On last Sunday's "Meet the Press," Dr. Ben Carson, retired neurosurgeon and candidate for the GOP presidential nomination, when asked if he thought Islam was "consistent with the Constitution," answered, "No, no I do not." This declaration has inspired outrage and applause in various precincts of the electorate and the commentariat. Carson's defenders protest that this was a "gotcha" question and that his answer is being taken out of context. His subsequent clarifications, however, belie such protests:
"We don't put people at the head of our country whose faith might
interfere with them carrying out the duties of the Constitution," the
retired neurosurgeon told Fox News' Sean Hannity. "If you're a Christian
and you're running for president and you want to make this [country]
into a theocracy, I'm not going to support you. I'm not going to
advocate you being the president."
"Now, if someone has a Muslim background, and they’re willing to
reject those tenets and to accept the way of life that we have, and
clearly will swear to place our Constitution above their religion, then
of course they will be considered infidels and heretics, but at least I
would then be quite willing to support them," Carson added.
Carson no doubt thought he was being very fair in granting that even a Christian who desires theocracy should be opposed. But his following comments make clear that this is, from his perspective, a purely abstract hypothetical: Christianity does not compel its followers to desire theocracy, so any Christian candidate that held such a view would be a rare anomaly. By contrast, Carson is confident that professing faith in Islam inevitably places a person in opposition to the U.S. Constitution. To be a Muslim is, in Carson's view, to necessarily desire the imposition of Islamic religious law on all. Thus the only way a Muslim could legitimately become president is if they commit apostasy. They would then be damned and outcast by their community of faith, but could console themselves with having earned Carson's support.
Carson is of course wrong, about both Islam and Christianity. While the U.S. is constrained by the First Amendment against any "establishment of religion," many nations with Christian majorities are not. Thus the Queen of England could not remain so if she renounced her Anglican faith (or refused to swear to preserve the Presbyterian Church of Scotland). Conversely, tens of millions of Muslims live in nations such as Indonesia, Malaysia, and India constitutionally committed to ideals of secular pluralism and tolerance. Thus if being a faithful Muslim precludes anyone from leading a non-theocratic government someone should get on the phone to President Joko Widodo of Indonesia right away.
What is most distressing is not that Carson would air such erroneous views, but that they have so much traction in the larger electorate. In a recent Pew Research Group poll, 40% of respondents reported that they would never vote for a Muslim candidate for president. The fact that this falls so short of a majority might seem reassuring, until one thinks of this ratio from the perspective of the three million Muslim-American citizens here in the US. What should they feel, knowing that as many as one-hundred and twenty million of their compatriots think that their faith disqualifies them from the highest office in the land?

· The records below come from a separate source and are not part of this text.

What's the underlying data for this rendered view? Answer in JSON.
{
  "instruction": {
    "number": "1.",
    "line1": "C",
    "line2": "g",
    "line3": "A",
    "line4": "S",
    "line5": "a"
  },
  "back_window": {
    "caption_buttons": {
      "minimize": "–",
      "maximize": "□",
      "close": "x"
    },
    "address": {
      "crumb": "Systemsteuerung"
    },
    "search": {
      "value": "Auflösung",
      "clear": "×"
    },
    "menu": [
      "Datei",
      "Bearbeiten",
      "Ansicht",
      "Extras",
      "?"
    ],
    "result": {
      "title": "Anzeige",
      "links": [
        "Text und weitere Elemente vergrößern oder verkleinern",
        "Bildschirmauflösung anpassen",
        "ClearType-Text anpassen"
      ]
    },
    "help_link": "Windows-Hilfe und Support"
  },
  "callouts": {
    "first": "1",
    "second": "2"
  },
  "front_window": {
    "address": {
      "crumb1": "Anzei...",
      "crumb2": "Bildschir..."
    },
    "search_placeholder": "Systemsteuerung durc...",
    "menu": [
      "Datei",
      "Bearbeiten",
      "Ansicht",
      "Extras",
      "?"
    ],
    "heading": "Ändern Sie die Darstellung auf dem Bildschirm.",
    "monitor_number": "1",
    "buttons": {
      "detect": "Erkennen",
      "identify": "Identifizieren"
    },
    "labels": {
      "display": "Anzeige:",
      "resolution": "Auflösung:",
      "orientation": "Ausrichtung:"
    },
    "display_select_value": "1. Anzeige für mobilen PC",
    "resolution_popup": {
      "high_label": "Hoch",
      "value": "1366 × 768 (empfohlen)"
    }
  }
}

Ben Carson's remarks and the media resonance they have achieved is a measure of the ignorance and complacency that still hamper our national discourse. The election of President Obama in 2008 briefly created the impression of the dawn of a "post-racial, post-ethnic" age, but subsequent events have demonstrated that antiquated notions of "us" versus "them" still shape the self-image of much of the public. Thus Carson's defenders protest that he has only stated the bald truth that "they" hate "us," ignoring the fact that when terrorists target Americans, "they" are often white Christian males such as Wade Michael Page or Dylann Roof, and "we" are the worshipers at the Sikh Temple in Oak Creek, Michigan or the Emanuel African Methodist Episcopal Church in Charleston, South Carolina.
The same obtuseness that applies to questions of American identity is embodied in popular attitudes about Islam, where the adage "a little knowledge is a dangerous thing" finds profound confirmation. When fellow GOP contender Carly Fiorina had the temerity to suggest that Carson was wrong, she was castigated on social media. A meme circulated of Fiorina's picture, with the caption "If a Muslim was President, You Couldn't Drive a Car." While it is true that Saudi Arabia bans women from driving cars, this is the only Islamic nation (indeed, the only nation on earth) that does so. Moreover, Indonesia, Pakistan, and Bangladesh, the three largest Muslim nations in the world, have all elected female heads of state, as have Turkey, Senegal, Mali, Kosovo, Kyrgyzstan, and Mauritius. As this is a feat yet to be achieved here in the U.S., the inverse relationship between Islamic culture and female empowerment is not nearly as obvious as Fiorina's detractors assume.
Ben Carson's ride near the top of the polls may prove short-lived. But the appeal of his message nonetheless speaks to a chronic problem in American society. The US will only be able to exert the kind of international leadership to which we feel entitled, and achieve the degree of domestic coherence to which we aspire, when we have outgrown the influence of such demagoguery.